Nice start :t
In all my browsers, when I redirected to another page after opening a previous page, it would simply close my browser (*Note: after switching to standard windows behavior), requiring reclicking to reopen the browser. Hence I lost a large group of tabs opened on various subjects I was studying when I tested your app. It also refused to open any browser maximized, even if that was the previous state of an already opened browser. My .htm files are not (by default) associated with any browser on my machine, rather to my own app (Drawer.exe) giving me a choice of any of my browsers, editors, etc., to open with. When I bypassed my Drawer app your app was highly inconsistent in what occurred from one click to the next. Sometimes a separate window, other times a new tab, other times closing browser it never opened to begin with while failing to open the selection I chose. This problem persisted for all browsers. This was due, apparently, to the default behavior of wanting to close previously opened instances of my browser without first knowing whether that previous instance was still open or not or whether it involved opening a new tab in an existing browser. My default open pointing at Drawer.exe actually completely tamed this behavior (if parent/child redirection wasn't specified), since it automatically closes after any choice is made removing the handle for your app to close.
If you stripped "xHelp/" from the full path and replaced the last instance of "/" with ".chm::/" and ShellExecute that string it will open the proper <filename>.chm location, at the page location, using the standard windows help file reader, hh.exe. The browser then wouldn't be an issue. You can also avoid ShellExecute by prepending the path string with "hh.exe ", but not really necessary. If the same .chm file is being redirected to another page, and a previous instance has been opened, then passing the Hinstance from the previous ShellExecute should allow you to avoid opening a separate instance of hh.exe, and wouldn't require that you exit the previous instance. For multiple <filename>.chm opened you would need an array of previous Hinstance's from ShellExecute with the previous <filename> associated with its own Hinstance. Even in the event that a separate instance of hh.exe is required, for a differing <filename>.chm, I would not want the previous instance automatically closed under any circumstances.

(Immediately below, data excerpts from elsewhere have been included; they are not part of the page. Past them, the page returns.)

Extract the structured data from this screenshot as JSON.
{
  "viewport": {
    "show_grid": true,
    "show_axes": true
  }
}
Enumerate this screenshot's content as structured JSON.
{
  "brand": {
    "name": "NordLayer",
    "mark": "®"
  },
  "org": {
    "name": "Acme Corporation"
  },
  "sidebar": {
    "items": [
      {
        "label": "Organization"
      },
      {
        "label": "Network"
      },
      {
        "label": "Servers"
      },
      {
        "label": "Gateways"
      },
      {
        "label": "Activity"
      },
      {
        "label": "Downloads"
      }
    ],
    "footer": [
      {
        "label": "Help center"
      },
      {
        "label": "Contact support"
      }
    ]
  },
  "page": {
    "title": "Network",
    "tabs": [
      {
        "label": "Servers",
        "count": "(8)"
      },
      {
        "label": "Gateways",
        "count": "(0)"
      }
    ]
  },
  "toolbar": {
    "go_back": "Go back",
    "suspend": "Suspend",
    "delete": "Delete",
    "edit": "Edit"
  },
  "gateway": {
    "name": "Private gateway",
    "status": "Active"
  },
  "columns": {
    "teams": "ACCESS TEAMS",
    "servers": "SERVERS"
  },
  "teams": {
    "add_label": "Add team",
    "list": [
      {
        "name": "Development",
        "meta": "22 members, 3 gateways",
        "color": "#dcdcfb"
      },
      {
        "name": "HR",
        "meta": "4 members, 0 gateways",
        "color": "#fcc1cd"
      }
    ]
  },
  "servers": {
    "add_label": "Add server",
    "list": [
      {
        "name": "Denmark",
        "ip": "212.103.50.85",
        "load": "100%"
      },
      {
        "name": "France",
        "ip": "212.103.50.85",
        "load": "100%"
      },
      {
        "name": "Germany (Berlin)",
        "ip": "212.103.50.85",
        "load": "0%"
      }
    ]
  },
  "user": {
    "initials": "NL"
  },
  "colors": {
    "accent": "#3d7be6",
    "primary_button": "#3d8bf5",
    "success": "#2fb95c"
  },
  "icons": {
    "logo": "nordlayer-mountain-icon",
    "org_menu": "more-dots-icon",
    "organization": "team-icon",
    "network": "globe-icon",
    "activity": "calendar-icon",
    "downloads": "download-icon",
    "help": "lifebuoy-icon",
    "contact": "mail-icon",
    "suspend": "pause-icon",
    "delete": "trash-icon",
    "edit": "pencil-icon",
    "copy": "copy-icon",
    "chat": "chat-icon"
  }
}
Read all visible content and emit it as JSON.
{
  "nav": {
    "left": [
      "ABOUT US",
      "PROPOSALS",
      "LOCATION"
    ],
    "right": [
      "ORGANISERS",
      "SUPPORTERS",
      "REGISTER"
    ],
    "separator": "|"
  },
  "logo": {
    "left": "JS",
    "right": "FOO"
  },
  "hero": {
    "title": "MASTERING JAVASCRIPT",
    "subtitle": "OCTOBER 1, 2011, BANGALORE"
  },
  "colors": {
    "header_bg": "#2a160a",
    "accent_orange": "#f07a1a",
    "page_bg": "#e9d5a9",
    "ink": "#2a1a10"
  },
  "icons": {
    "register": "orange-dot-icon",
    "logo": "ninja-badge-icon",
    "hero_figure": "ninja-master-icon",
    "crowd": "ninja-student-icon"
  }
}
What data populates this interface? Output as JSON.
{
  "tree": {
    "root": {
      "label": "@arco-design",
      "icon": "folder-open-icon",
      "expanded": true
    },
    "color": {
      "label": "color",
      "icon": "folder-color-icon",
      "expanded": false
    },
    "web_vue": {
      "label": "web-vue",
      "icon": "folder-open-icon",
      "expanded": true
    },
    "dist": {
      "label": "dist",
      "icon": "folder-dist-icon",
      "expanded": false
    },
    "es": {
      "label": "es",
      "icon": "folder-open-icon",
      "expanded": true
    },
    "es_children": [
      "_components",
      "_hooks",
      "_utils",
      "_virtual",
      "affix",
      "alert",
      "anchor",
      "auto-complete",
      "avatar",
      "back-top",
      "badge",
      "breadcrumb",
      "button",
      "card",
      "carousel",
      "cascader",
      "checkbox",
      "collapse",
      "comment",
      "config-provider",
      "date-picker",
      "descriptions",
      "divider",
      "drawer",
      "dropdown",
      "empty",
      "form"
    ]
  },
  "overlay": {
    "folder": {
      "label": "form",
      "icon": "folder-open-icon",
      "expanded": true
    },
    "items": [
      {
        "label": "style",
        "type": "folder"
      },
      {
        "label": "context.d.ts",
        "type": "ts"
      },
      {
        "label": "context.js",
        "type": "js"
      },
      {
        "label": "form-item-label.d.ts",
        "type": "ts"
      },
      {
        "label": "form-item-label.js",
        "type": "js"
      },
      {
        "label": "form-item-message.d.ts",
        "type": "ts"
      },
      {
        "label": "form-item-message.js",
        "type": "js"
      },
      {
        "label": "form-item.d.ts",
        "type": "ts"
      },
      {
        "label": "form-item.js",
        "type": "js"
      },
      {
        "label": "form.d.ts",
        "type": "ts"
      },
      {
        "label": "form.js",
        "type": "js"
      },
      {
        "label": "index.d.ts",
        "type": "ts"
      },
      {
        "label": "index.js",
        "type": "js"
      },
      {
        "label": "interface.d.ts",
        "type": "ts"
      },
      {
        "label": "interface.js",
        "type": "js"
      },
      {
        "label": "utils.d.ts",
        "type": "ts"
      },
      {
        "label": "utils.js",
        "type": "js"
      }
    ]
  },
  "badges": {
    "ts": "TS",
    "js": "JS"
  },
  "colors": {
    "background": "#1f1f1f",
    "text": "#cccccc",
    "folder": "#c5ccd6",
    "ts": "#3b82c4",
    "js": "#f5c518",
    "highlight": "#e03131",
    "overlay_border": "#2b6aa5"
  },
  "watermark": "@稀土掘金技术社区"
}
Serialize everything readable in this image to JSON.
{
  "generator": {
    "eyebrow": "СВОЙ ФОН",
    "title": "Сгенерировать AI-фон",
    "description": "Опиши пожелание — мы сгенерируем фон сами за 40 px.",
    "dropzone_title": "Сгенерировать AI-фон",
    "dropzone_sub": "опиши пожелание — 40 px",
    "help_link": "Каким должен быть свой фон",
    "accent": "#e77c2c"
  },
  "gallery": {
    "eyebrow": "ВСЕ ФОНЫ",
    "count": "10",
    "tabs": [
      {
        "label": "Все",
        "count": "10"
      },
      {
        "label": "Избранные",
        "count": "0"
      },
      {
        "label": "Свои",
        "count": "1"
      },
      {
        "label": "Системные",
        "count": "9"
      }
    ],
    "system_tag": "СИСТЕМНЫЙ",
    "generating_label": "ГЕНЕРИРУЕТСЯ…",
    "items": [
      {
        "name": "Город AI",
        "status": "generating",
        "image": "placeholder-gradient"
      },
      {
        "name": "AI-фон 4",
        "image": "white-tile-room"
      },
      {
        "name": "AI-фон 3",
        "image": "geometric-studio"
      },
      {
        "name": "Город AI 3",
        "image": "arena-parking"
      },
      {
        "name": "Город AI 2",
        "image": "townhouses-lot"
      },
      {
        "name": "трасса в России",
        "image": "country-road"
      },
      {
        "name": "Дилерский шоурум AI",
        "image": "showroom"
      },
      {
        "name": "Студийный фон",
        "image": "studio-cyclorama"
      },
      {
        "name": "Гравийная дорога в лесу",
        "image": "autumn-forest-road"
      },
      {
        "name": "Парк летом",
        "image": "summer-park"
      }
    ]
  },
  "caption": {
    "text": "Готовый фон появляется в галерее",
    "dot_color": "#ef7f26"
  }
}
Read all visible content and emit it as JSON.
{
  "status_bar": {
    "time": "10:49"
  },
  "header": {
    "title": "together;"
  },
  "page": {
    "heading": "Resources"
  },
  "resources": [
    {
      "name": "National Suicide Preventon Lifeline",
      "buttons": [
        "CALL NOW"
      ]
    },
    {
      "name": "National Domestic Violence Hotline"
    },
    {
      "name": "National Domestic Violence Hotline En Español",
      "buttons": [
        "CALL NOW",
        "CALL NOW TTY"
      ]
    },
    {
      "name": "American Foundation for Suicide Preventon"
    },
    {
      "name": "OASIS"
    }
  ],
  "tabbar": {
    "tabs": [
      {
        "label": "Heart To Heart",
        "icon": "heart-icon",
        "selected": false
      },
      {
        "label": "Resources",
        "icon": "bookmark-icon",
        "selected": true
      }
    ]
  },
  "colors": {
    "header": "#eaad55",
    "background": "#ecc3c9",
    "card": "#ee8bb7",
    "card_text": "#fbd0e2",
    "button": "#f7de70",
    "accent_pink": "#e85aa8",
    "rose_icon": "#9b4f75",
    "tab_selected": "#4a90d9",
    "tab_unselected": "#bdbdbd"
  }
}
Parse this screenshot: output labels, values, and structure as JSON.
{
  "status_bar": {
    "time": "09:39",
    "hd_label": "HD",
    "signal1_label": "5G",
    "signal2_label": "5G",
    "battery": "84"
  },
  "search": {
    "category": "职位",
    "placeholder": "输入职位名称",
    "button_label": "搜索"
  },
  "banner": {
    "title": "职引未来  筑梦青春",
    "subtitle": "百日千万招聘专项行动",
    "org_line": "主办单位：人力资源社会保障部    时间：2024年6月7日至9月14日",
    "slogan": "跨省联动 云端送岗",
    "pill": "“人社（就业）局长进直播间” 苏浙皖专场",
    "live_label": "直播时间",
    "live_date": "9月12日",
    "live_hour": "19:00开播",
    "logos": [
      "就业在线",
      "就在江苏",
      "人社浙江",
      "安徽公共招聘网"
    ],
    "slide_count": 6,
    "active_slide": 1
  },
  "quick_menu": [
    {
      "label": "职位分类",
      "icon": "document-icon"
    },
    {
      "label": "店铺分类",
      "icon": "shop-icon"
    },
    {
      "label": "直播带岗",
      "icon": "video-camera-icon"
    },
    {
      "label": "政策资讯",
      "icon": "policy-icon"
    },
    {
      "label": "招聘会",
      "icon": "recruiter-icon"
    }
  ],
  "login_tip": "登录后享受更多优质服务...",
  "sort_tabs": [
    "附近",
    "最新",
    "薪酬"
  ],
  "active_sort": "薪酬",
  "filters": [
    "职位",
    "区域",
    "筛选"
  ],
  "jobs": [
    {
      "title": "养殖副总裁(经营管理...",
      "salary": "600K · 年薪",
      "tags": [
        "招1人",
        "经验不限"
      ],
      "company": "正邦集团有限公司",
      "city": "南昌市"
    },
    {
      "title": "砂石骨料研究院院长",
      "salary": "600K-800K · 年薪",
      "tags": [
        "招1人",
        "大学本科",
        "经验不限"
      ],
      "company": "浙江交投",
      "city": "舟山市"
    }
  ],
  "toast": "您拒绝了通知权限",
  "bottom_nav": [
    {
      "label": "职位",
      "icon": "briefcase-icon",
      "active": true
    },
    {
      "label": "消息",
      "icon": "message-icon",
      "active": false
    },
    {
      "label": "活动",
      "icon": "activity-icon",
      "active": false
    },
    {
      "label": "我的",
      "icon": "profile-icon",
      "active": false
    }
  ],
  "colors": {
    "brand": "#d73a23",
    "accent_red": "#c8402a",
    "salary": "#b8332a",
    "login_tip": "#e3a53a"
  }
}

If you want to stick with opening the .htm files using the browser I would still absolutely avoid closing the previous instance, and merely let the new .htm open in another tab, or browser, per the users browser configuration. Firefox even has plugins to avoid multiple instances of the same page. There are also techniques for reusing the same tab in various browsers, but requires knowing which browser is being used, and in some cases using command line switches, activeX for IE, or possibly addons in FireFox. Too much trouble in general.
Personally I would go with the default hh.exe on the existing .chm files, to maintain consistency of expectations. Then use the Hinstance arg to avoid multiple windows without closing the previous window, but with checks to see whether that Hinstance still exist or not and/or corresponds to a differing <filename>.chm. I would never outright close a previous instance of anything under any circumstances. These things need fixed before a consistent operation can be achieved irrespective of the local user configuration. In my own configuration fixing these configuration dependencies for various standard user configurations would also greatly extend my configuration options using my Drawer app beyond simply taming the inconsistent behavior.
After writing a single app to completely replace all file associations in windows, with configurable per selection standard input/output redirection, I am exceptionally good at this stuff. Though I never used ShellExecute to accomplish it, since that defeated my goal of entirely replacing windows file association system and would create an infinite open with loop of choices, because Drawer.exe would then always point back to itself. Though this is allowed, per choice configuration, if you want to open a second set of choices for a given Drawer, and can chain parent/child redirection, if needed, through any arbitrary number of Drawer.exe instances.